By Diane Krizek
Tribune Reporter

On April 25, the Missouri Ethics Commission heard the appeal case for Tom Lovell for House of Representatives that was fined $900 for late filing fees. The 48-hour report was due after he made a personal loan contribution of $10,000 to his campaign on Dec. 4. The 48-hour report is required when any activity takes place whether expenditure or contribution.

The omitted 48-hour report became evident when the January Quarterly was filed listing the $10K loan contribution. On Feb. 23, the MEC notified the candidate committee of the omission and the committee filed the report March 6 but by then it had incurred $900 in late fees.

MEC General Council Liz Ziegler recommended denial of the appeal because there was no good cause for the committee not filing the required 48-hour report. She said ignorance of ethics law was not a viable excuse because candidate committees are provided plenty of information. “Personal loans have always been considered contributions,” said Ziegler.
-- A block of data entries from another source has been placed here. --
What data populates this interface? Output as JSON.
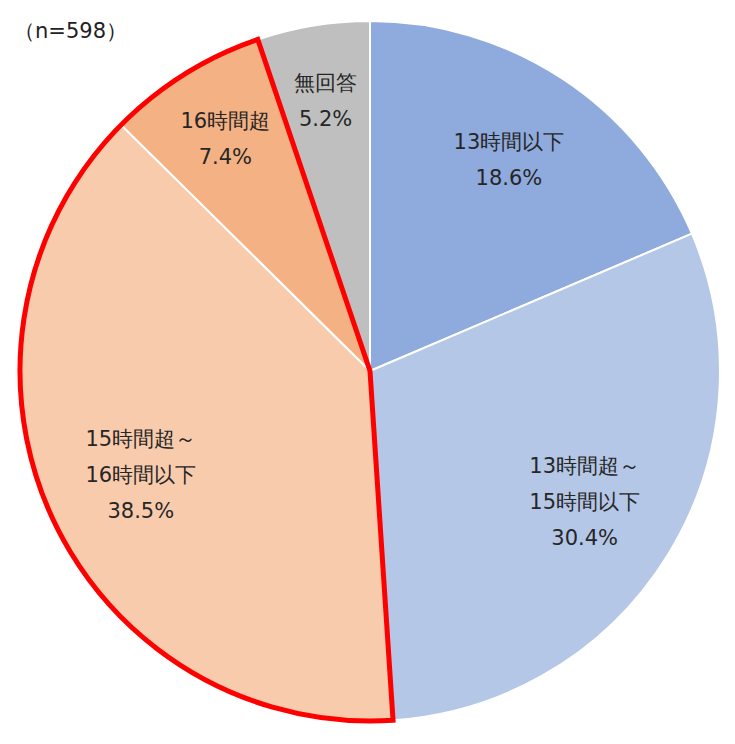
{
  "chart_data": {
    "type": "pie",
    "subtitle": "（n=598）",
    "categories": [
      "13時間以下",
      "13時間超～15時間以下",
      "15時間超～16時間以下",
      "16時間超",
      "無回答"
    ],
    "values": [
      18.6,
      30.4,
      38.5,
      7.4,
      5.2
    ],
    "value_labels": [
      "18.6%",
      "30.4%",
      "38.5%",
      "7.4%",
      "5.2%"
    ],
    "colors": [
      "#8faadc",
      "#b4c7e7",
      "#f8cbad",
      "#f4b183",
      "#bfbfbf"
    ],
    "data_labels": true
  }
}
The death of the committee’s treasurer did not contribute to the failure to file the report which was due Dec. 6, she said.
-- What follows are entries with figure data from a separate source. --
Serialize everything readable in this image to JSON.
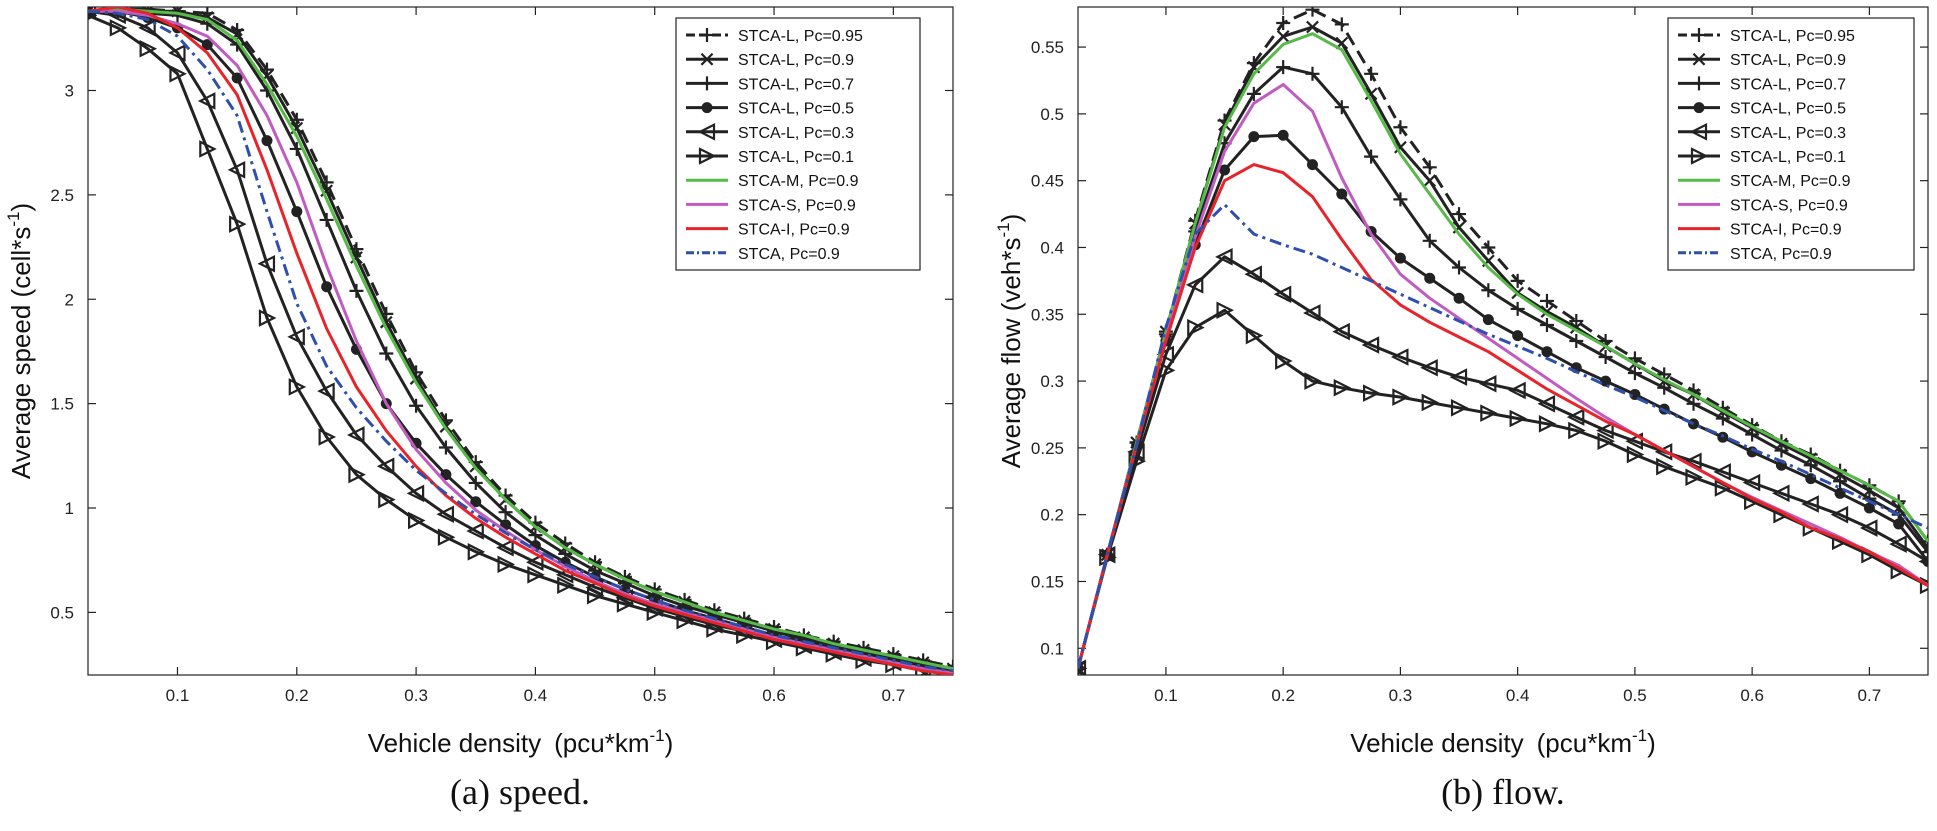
{
  "chart_data": [
    {
      "type": "line",
      "title": "",
      "caption": "(a) speed.",
      "xlabel": "Vehicle density (pcu*km",
      "xlabel_sup": "-1",
      "xlabel_end": ")",
      "ylabel": "Average speed (cell*s",
      "ylabel_sup": "-1",
      "ylabel_end": ")",
      "xlim": [
        0.025,
        0.75
      ],
      "ylim": [
        0.2,
        3.4
      ],
      "xticks": [
        "0.1",
        "0.2",
        "0.3",
        "0.4",
        "0.5",
        "0.6",
        "0.7"
      ],
      "yticks": [
        "0.5",
        "1",
        "1.5",
        "2",
        "2.5",
        "3"
      ],
      "legend_position": "top-right",
      "x": [
        0.025,
        0.05,
        0.075,
        0.1,
        0.125,
        0.15,
        0.175,
        0.2,
        0.225,
        0.25,
        0.275,
        0.3,
        0.325,
        0.35,
        0.375,
        0.4,
        0.425,
        0.45,
        0.475,
        0.5,
        0.525,
        0.55,
        0.575,
        0.6,
        0.625,
        0.65,
        0.675,
        0.7,
        0.725,
        0.75
      ],
      "series": [
        {
          "name": "STCA-L, Pc=0.95",
          "values": [
            3.38,
            3.39,
            3.39,
            3.38,
            3.37,
            3.29,
            3.1,
            2.86,
            2.56,
            2.24,
            1.93,
            1.65,
            1.42,
            1.22,
            1.06,
            0.93,
            0.83,
            0.74,
            0.67,
            0.61,
            0.56,
            0.51,
            0.47,
            0.43,
            0.39,
            0.36,
            0.33,
            0.3,
            0.27,
            0.24
          ]
        },
        {
          "name": "STCA-L, Pc=0.9",
          "values": [
            3.38,
            3.39,
            3.38,
            3.38,
            3.35,
            3.27,
            3.07,
            2.82,
            2.52,
            2.2,
            1.89,
            1.62,
            1.39,
            1.2,
            1.04,
            0.91,
            0.81,
            0.73,
            0.66,
            0.6,
            0.55,
            0.5,
            0.46,
            0.42,
            0.38,
            0.35,
            0.32,
            0.29,
            0.26,
            0.23
          ]
        },
        {
          "name": "STCA-L, Pc=0.7",
          "values": [
            3.38,
            3.38,
            3.37,
            3.36,
            3.32,
            3.22,
            3.0,
            2.72,
            2.38,
            2.04,
            1.74,
            1.49,
            1.29,
            1.12,
            0.98,
            0.87,
            0.78,
            0.7,
            0.64,
            0.58,
            0.53,
            0.49,
            0.45,
            0.41,
            0.37,
            0.34,
            0.31,
            0.28,
            0.25,
            0.22
          ]
        },
        {
          "name": "STCA-L, Pc=0.5",
          "values": [
            3.38,
            3.38,
            3.35,
            3.3,
            3.22,
            3.06,
            2.76,
            2.42,
            2.06,
            1.76,
            1.5,
            1.31,
            1.16,
            1.03,
            0.92,
            0.82,
            0.74,
            0.67,
            0.61,
            0.56,
            0.51,
            0.47,
            0.43,
            0.39,
            0.36,
            0.33,
            0.3,
            0.27,
            0.24,
            0.21
          ]
        },
        {
          "name": "STCA-L, Pc=0.3",
          "values": [
            3.38,
            3.36,
            3.3,
            3.18,
            2.95,
            2.62,
            2.17,
            1.82,
            1.56,
            1.35,
            1.2,
            1.07,
            0.97,
            0.89,
            0.81,
            0.74,
            0.68,
            0.62,
            0.57,
            0.52,
            0.48,
            0.44,
            0.41,
            0.37,
            0.34,
            0.31,
            0.28,
            0.26,
            0.23,
            0.21
          ]
        },
        {
          "name": "STCA-L, Pc=0.1",
          "values": [
            3.36,
            3.3,
            3.2,
            3.08,
            2.72,
            2.36,
            1.91,
            1.58,
            1.34,
            1.16,
            1.04,
            0.94,
            0.86,
            0.79,
            0.73,
            0.68,
            0.63,
            0.58,
            0.54,
            0.5,
            0.46,
            0.42,
            0.39,
            0.36,
            0.33,
            0.3,
            0.27,
            0.25,
            0.22,
            0.2
          ]
        },
        {
          "name": "STCA-M, Pc=0.9",
          "values": [
            3.38,
            3.39,
            3.38,
            3.37,
            3.34,
            3.24,
            3.03,
            2.78,
            2.48,
            2.16,
            1.86,
            1.6,
            1.38,
            1.19,
            1.04,
            0.91,
            0.81,
            0.73,
            0.66,
            0.6,
            0.55,
            0.5,
            0.46,
            0.42,
            0.39,
            0.35,
            0.32,
            0.29,
            0.26,
            0.23
          ]
        },
        {
          "name": "STCA-S, Pc=0.9",
          "values": [
            3.38,
            3.38,
            3.36,
            3.32,
            3.26,
            3.12,
            2.88,
            2.56,
            2.16,
            1.8,
            1.5,
            1.28,
            1.12,
            0.99,
            0.89,
            0.8,
            0.72,
            0.65,
            0.59,
            0.54,
            0.5,
            0.46,
            0.42,
            0.38,
            0.35,
            0.32,
            0.29,
            0.26,
            0.23,
            0.21
          ]
        },
        {
          "name": "STCA-I, Pc=0.9",
          "values": [
            3.38,
            3.4,
            3.37,
            3.3,
            3.18,
            2.98,
            2.62,
            2.22,
            1.86,
            1.58,
            1.37,
            1.2,
            1.06,
            0.95,
            0.86,
            0.78,
            0.7,
            0.64,
            0.58,
            0.53,
            0.49,
            0.45,
            0.41,
            0.37,
            0.34,
            0.31,
            0.28,
            0.25,
            0.22,
            0.2
          ]
        },
        {
          "name": "STCA, Pc=0.9",
          "values": [
            3.38,
            3.37,
            3.34,
            3.26,
            3.1,
            2.88,
            2.42,
            1.98,
            1.68,
            1.48,
            1.32,
            1.18,
            1.07,
            0.97,
            0.88,
            0.8,
            0.73,
            0.67,
            0.61,
            0.56,
            0.51,
            0.47,
            0.43,
            0.39,
            0.36,
            0.33,
            0.3,
            0.27,
            0.24,
            0.22
          ]
        }
      ]
    },
    {
      "type": "line",
      "title": "",
      "caption": "(b) flow.",
      "xlabel": "Vehicle density (pcu*km",
      "xlabel_sup": "-1",
      "xlabel_end": ")",
      "ylabel": "Average flow (veh*s",
      "ylabel_sup": "-1",
      "ylabel_end": ")",
      "xlim": [
        0.025,
        0.75
      ],
      "ylim": [
        0.08,
        0.58
      ],
      "xticks": [
        "0.1",
        "0.2",
        "0.3",
        "0.4",
        "0.5",
        "0.6",
        "0.7"
      ],
      "yticks": [
        "0.1",
        "0.15",
        "0.2",
        "0.25",
        "0.3",
        "0.35",
        "0.4",
        "0.45",
        "0.5",
        "0.55"
      ],
      "legend_position": "top-right",
      "x": [
        0.025,
        0.05,
        0.075,
        0.1,
        0.125,
        0.15,
        0.175,
        0.2,
        0.225,
        0.25,
        0.275,
        0.3,
        0.325,
        0.35,
        0.375,
        0.4,
        0.425,
        0.45,
        0.475,
        0.5,
        0.525,
        0.55,
        0.575,
        0.6,
        0.625,
        0.65,
        0.675,
        0.7,
        0.725,
        0.75
      ],
      "series": [
        {
          "name": "STCA-L, Pc=0.95",
          "values": [
            0.085,
            0.17,
            0.254,
            0.337,
            0.42,
            0.495,
            0.538,
            0.568,
            0.578,
            0.567,
            0.53,
            0.49,
            0.46,
            0.425,
            0.4,
            0.375,
            0.36,
            0.345,
            0.33,
            0.317,
            0.305,
            0.293,
            0.28,
            0.267,
            0.255,
            0.245,
            0.233,
            0.222,
            0.21,
            0.18
          ]
        },
        {
          "name": "STCA-L, Pc=0.9",
          "values": [
            0.085,
            0.17,
            0.254,
            0.337,
            0.418,
            0.492,
            0.535,
            0.558,
            0.565,
            0.553,
            0.515,
            0.475,
            0.45,
            0.415,
            0.39,
            0.366,
            0.352,
            0.34,
            0.326,
            0.313,
            0.3,
            0.29,
            0.277,
            0.265,
            0.253,
            0.242,
            0.23,
            0.218,
            0.205,
            0.175
          ]
        },
        {
          "name": "STCA-L, Pc=0.7",
          "values": [
            0.085,
            0.17,
            0.254,
            0.335,
            0.412,
            0.478,
            0.515,
            0.535,
            0.53,
            0.505,
            0.468,
            0.436,
            0.405,
            0.385,
            0.368,
            0.354,
            0.342,
            0.33,
            0.318,
            0.306,
            0.295,
            0.283,
            0.272,
            0.26,
            0.248,
            0.237,
            0.225,
            0.212,
            0.2,
            0.172
          ]
        },
        {
          "name": "STCA-L, Pc=0.5",
          "values": [
            0.085,
            0.17,
            0.252,
            0.33,
            0.402,
            0.458,
            0.483,
            0.484,
            0.462,
            0.44,
            0.412,
            0.392,
            0.377,
            0.362,
            0.346,
            0.334,
            0.322,
            0.31,
            0.3,
            0.29,
            0.279,
            0.268,
            0.258,
            0.247,
            0.237,
            0.227,
            0.216,
            0.205,
            0.193,
            0.165
          ]
        },
        {
          "name": "STCA-L, Pc=0.3",
          "values": [
            0.085,
            0.17,
            0.247,
            0.32,
            0.372,
            0.393,
            0.38,
            0.365,
            0.351,
            0.337,
            0.327,
            0.318,
            0.31,
            0.303,
            0.298,
            0.293,
            0.283,
            0.273,
            0.263,
            0.255,
            0.247,
            0.24,
            0.232,
            0.224,
            0.216,
            0.208,
            0.2,
            0.19,
            0.178,
            0.165
          ]
        },
        {
          "name": "STCA-L, Pc=0.1",
          "values": [
            0.085,
            0.168,
            0.24,
            0.308,
            0.34,
            0.353,
            0.334,
            0.315,
            0.3,
            0.295,
            0.291,
            0.288,
            0.284,
            0.28,
            0.276,
            0.272,
            0.268,
            0.263,
            0.255,
            0.245,
            0.236,
            0.228,
            0.22,
            0.21,
            0.2,
            0.19,
            0.18,
            0.17,
            0.158,
            0.147
          ]
        },
        {
          "name": "STCA-M, Pc=0.9",
          "values": [
            0.085,
            0.17,
            0.254,
            0.337,
            0.418,
            0.49,
            0.53,
            0.552,
            0.56,
            0.548,
            0.51,
            0.47,
            0.44,
            0.41,
            0.385,
            0.365,
            0.35,
            0.338,
            0.326,
            0.313,
            0.301,
            0.29,
            0.278,
            0.266,
            0.255,
            0.244,
            0.233,
            0.222,
            0.21,
            0.18
          ]
        },
        {
          "name": "STCA-S, Pc=0.9",
          "values": [
            0.085,
            0.17,
            0.252,
            0.332,
            0.408,
            0.472,
            0.508,
            0.522,
            0.502,
            0.452,
            0.41,
            0.38,
            0.362,
            0.347,
            0.332,
            0.317,
            0.302,
            0.287,
            0.273,
            0.26,
            0.248,
            0.236,
            0.224,
            0.213,
            0.203,
            0.193,
            0.183,
            0.172,
            0.162,
            0.147
          ]
        },
        {
          "name": "STCA-I, Pc=0.9",
          "values": [
            0.085,
            0.17,
            0.252,
            0.33,
            0.4,
            0.45,
            0.462,
            0.456,
            0.438,
            0.406,
            0.376,
            0.357,
            0.344,
            0.333,
            0.322,
            0.308,
            0.294,
            0.282,
            0.27,
            0.26,
            0.248,
            0.236,
            0.224,
            0.212,
            0.202,
            0.19,
            0.182,
            0.172,
            0.16,
            0.147
          ]
        },
        {
          "name": "STCA, Pc=0.9",
          "values": [
            0.085,
            0.17,
            0.252,
            0.34,
            0.41,
            0.432,
            0.41,
            0.402,
            0.395,
            0.385,
            0.375,
            0.365,
            0.355,
            0.345,
            0.335,
            0.326,
            0.317,
            0.307,
            0.297,
            0.288,
            0.278,
            0.268,
            0.259,
            0.249,
            0.24,
            0.23,
            0.22,
            0.21,
            0.2,
            0.19
          ]
        }
      ]
    }
  ],
  "series_styles": [
    {
      "color": "#222222",
      "dash": "dashed",
      "marker": "plus"
    },
    {
      "color": "#222222",
      "dash": "solid",
      "marker": "x"
    },
    {
      "color": "#222222",
      "dash": "solid",
      "marker": "plus"
    },
    {
      "color": "#222222",
      "dash": "solid",
      "marker": "circle"
    },
    {
      "color": "#222222",
      "dash": "solid",
      "marker": "tri-left"
    },
    {
      "color": "#222222",
      "dash": "solid",
      "marker": "tri-right"
    },
    {
      "color": "#56b948",
      "dash": "solid",
      "marker": "none"
    },
    {
      "color": "#c05cc0",
      "dash": "solid",
      "marker": "none"
    },
    {
      "color": "#e8232a",
      "dash": "solid",
      "marker": "none"
    },
    {
      "color": "#2e4fae",
      "dash": "dashdot",
      "marker": "none"
    }
  ]
}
The committee treasurer at that time was Gene Gamber who passed away on March 7 this year. Julia Hampton who is the current treasurer for Foundations of our Future is now treasurer of Tom Lovell for House of Representatives.
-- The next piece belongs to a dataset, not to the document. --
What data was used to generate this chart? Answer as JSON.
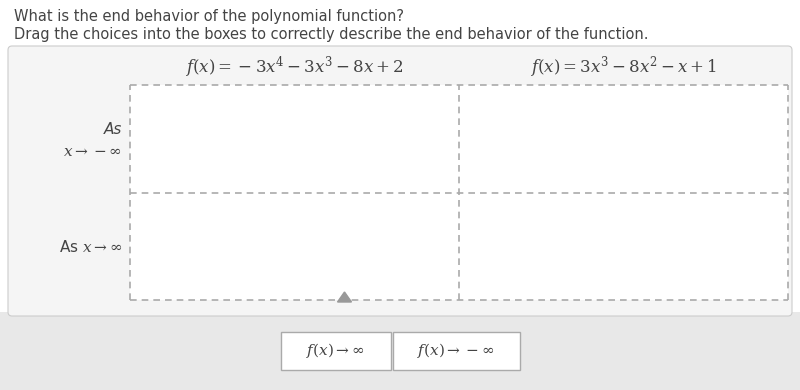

The commissioners invited comment from Lovell who teleconferenced to the hearing with campaign members Julia Hampton CPA, John Lovell of Lovell LLC; Mike McCormick, former Lee’s Summit prosecutor; and Rick Viar, president of Summit Bank. McCormick was the only one who spoke up on Lovell’s behalf declaring “that there was no real intent to hide” because the loan contribution was “revealed” on the January Quarterly and the report was “only” 90 days late.

The commissioners unanimously voted to accept Ziegler’s recommendation to deny Lovell’s late filing fee appeal. An invoice will be mailed to Lovell’s campaign committee, due on receipt.